When Neck Pain Needs Urgent Attention
Most posterior neck pain is not dangerous, but a few patterns warrant prompt medical evaluation. Take it seriously if your neck pain comes with any of the following: changes in bladder or bowel control, reduced balance or difficulty walking, progressive weakness or clumsiness in your hands (dropping things, struggling with buttons), altered sensation around the groin or genitals, or a severe headache combined with fever and feeling generally unwell.

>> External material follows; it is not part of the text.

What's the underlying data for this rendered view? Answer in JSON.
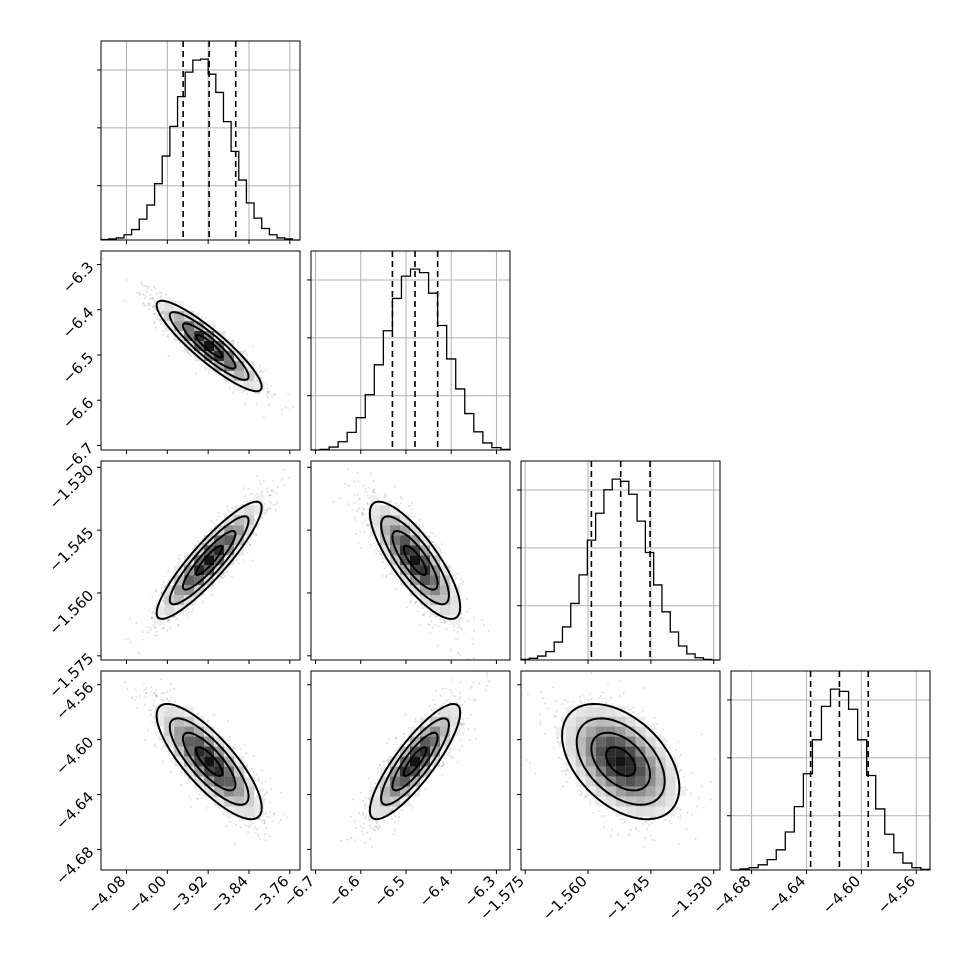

These symptoms can indicate pressure on the spinal cord itself, a condition called cervical myelopathy, or in the case of fever with neck stiffness, a possible infection. Neck pain that develops alongside an existing condition like rheumatoid arthritis or a history of cancer also deserves a conversation with your doctor sooner rather than later.
Why Women Are Affected More Often
Neck pain is not equally distributed. Global data shows the age-adjusted prevalence rate for women is roughly 2,890 per 100,000 people, compared to about 2,000 per 100,000 for men. The reasons aren’t fully pinned down, but contributing factors include differences in muscle mass and neck circumference, hormonal influences on pain sensitivity, and higher rates of certain repetitive work postures. If you’re a woman dealing with persistent neck pain, this isn’t unusual, and the same management strategies apply.